The point is that some of the equity will now go to people he doesn’t know, may not agree with over future strategy and may not get on with that well. He’s not exactly Mr Personality when it comes to charm and communication. However lousy the voting rights of those who buy in might look – and they aren’t great - they may well cause him a lot of trouble in years to come. Look at the grief News Corp is currently going through with its shareholders over the Wapping scandal. Rupert may lose family control of Sky’s board. Look at the hideous mess Stelios has got himself in with EasyJet – he cannot get his hands off the Airbus joystick, although he relinquished his ability to pilot the plane years back.
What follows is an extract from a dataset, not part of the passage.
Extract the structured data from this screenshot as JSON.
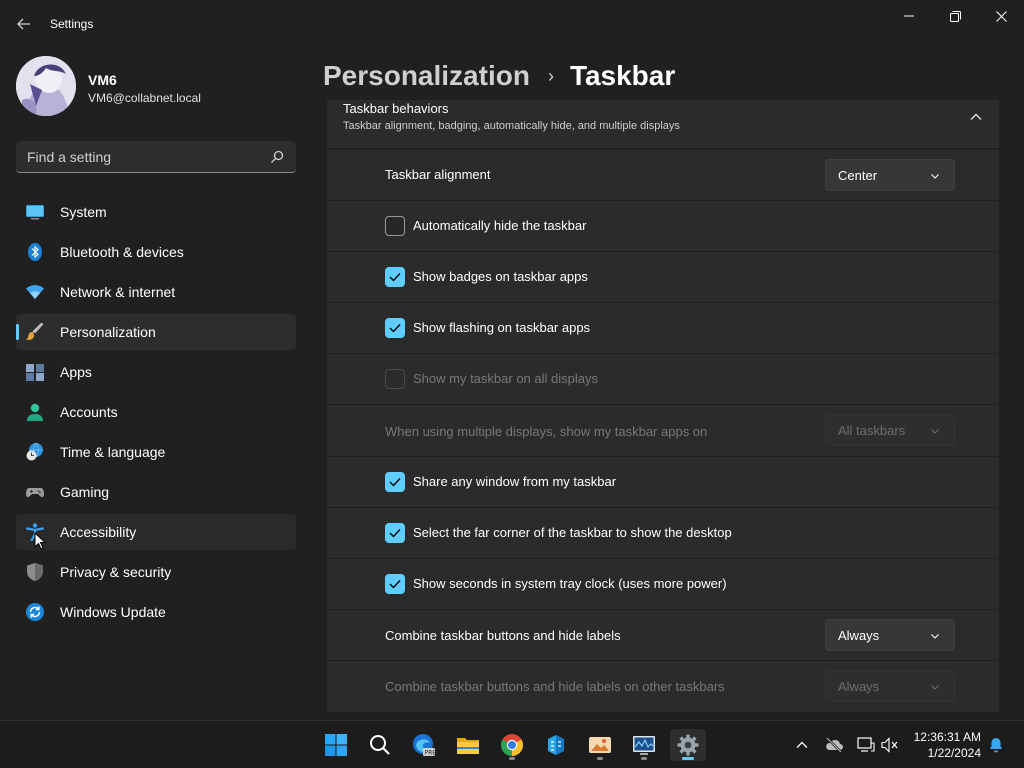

The spectacle of him fighting for the controls and captain’s epaulette with chief executive Carolyn McCall is an unedifying one.

Branson and the Zuck have much in common and old beardy loathed being listed. It just did not suit his style to be subjected to the barbed taunts and provocative questioning of a bunch of smartarse city analysts once a quarter. Especially when he likes to keep the true states of his business as cloaked in mystery as he does.

What is really weird about Facebook’s IPO is the fact that Zuckerberg doesn’t know what to do with the cash that it will generate. A great chunk goes immediately to the taxman. And he admits quite baldy that “we’re going public for our employees and our investors”. Doesn’t sound as if his heart is truly in it. He ain’t clicking on Like for this float. This is a frank admission that he’s not going public for himself. I smell trouble ahead.